LRU & LFU & VOLATILE_TTL

In order to

  1. If the policy is ALLKEY_*, populate the eviction pool with dict table of each and every DB.
  2. If the policy is VOLATILE_*, populate the eviction pool with dict table of each and every DB.
  3. Starting from the back of eviction pool to front, find the first non-null entry.
  4. Free the key and value this entry is referencing. Update memory usage. Notify the slaves about the delete.
  5. If the memory usage is still above threshold, go to step 1.

Random

In order to have a fairness among DBs. Redis maintains a variable next_db.

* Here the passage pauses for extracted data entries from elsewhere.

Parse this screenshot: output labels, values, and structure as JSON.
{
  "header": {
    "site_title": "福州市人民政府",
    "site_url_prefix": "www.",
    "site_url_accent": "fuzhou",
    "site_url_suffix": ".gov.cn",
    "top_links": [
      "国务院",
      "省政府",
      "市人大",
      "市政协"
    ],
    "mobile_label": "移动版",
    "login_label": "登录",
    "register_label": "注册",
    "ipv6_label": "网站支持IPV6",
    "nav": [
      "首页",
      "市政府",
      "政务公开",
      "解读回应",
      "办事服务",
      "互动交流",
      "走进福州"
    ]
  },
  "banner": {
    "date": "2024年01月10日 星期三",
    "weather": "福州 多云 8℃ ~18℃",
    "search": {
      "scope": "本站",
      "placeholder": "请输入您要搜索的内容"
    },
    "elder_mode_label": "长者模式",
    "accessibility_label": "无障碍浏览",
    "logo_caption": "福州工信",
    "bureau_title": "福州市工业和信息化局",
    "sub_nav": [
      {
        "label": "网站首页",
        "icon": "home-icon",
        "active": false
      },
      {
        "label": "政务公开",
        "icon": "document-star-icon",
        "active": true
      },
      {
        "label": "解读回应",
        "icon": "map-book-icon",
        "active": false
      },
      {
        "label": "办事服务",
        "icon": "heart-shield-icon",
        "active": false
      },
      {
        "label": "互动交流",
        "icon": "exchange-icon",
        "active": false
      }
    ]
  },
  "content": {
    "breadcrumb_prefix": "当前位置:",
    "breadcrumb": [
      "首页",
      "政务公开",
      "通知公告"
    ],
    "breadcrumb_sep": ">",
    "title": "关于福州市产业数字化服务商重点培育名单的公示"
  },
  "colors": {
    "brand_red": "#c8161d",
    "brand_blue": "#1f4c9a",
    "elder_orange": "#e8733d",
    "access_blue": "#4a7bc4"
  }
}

  1. If the policy is MAXMEMORY_VOLATILE_RANDOM, randomly pick a single key from DB[next_db]->expire.
  2. If the policy is MAXMEMORY_ALLKEYS_RANDOM, randomly pick a single key from DB[next_db]->dict.
  3. If no key is returned due to any reason, next_db++ and go to step 1.
  4. Free the key and its value. Update memory usage. Notify the slaves about the delete.
  5. If the memory usage is still above threshold, next_db++ and go to step 1.

Post Eviction

Return OK if memory is below threshold, else ERR.